La dinamica del raggiro
Il fatto si è verificato intorno alle ore 16. L'anziana ha ricevuto una telefonata da un numero sconosciuto: all'altro capo del filo, una voce femminile si è spacciata per la figlia, raccontando in lacrime di trovarsi in ospedale dopo aver investito una donna incinta. Per evitare immediate conseguenze legali, la finta figlia ha chiesto alla donna di raccogliere con urgenza tutto l'oro presente in casa come presunto risarcimento. Sopraffatta dall'ansia per le sorti della figlia, l'ottantenne ha seguito le istruzioni ricevute, preparando un sacchetto con i preziosi per poi consegnarlo a un complice giunto sotto la sua abitazione con la promessa di portarlo in ospedale.
Il sospetto: "Conoscevano dettagli intimi"
A rendere la vicenda ancora più inquietante è il livello di accuratezza del colpo. La truffatrice al telefono conosceva perfettamente i nomi di battesimo dei familiari della vittima e persino il suo numero civico di residenza. Questo dettaglio fa ipotizzare che i malviventi abbiano studiato la famiglia nei minimi dettagli o che non siano del tutto estranei al territorio.
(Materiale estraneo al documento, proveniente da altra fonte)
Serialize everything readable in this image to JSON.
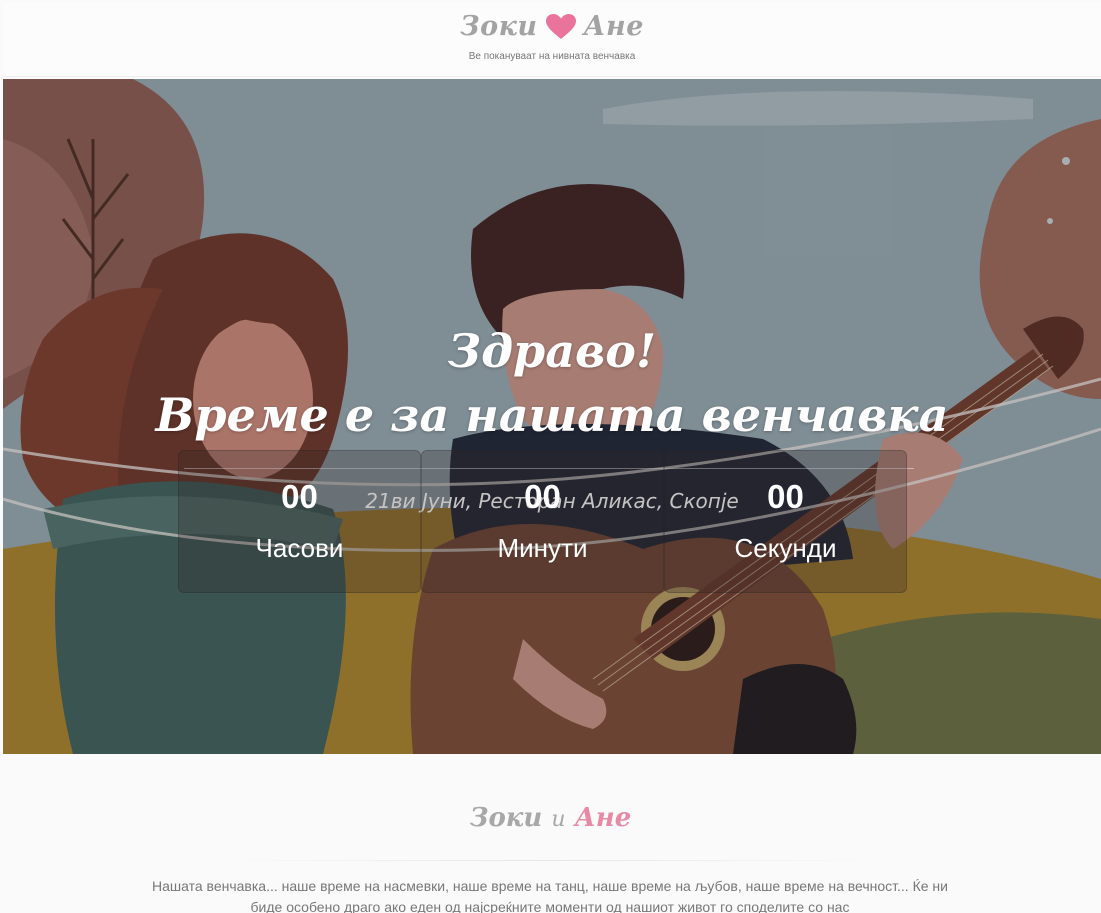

La descrizione del complice
I familiari della vittima hanno diffuso una descrizione precisa dell'uomo che si è presentato a ritirare il bottino. Si tratterebbe di un individuo sulla quarantina, alto circa 1,70 metri, con carnagione chiara, barba, baffi e capelli neri. Al momento del fatto indossava una maglia bianca, pantaloncini neri e aveva uno zaino nero sulle spalle.
L'appello della famiglia
Al di là del danno economico, a straziare la famiglia è l'incalcolabile valore affettivo degli oggetti rubati, tra cui figuravano i ricordi del marito scomparso dell'anziana. I parenti lanciano un appello accorato a tutta la cittadinanza affinché si avvisino i propri genitori e nonni. Gli anziani restano le vittime preferite di questi malintenzionati proprio perché agiscono d'impulso e con la sola volontà di aiutare i propri cari. L'episodio è stato segnalato alle forze dell'ordine. Si ricorda infine che nessun ente ufficiale o forza di polizia richiede mai contanti o preziosi per sanare questioni legali, e che di fronte a chiamate sospette la prima cosa da fare è riagganciare e contattare direttamente il 112.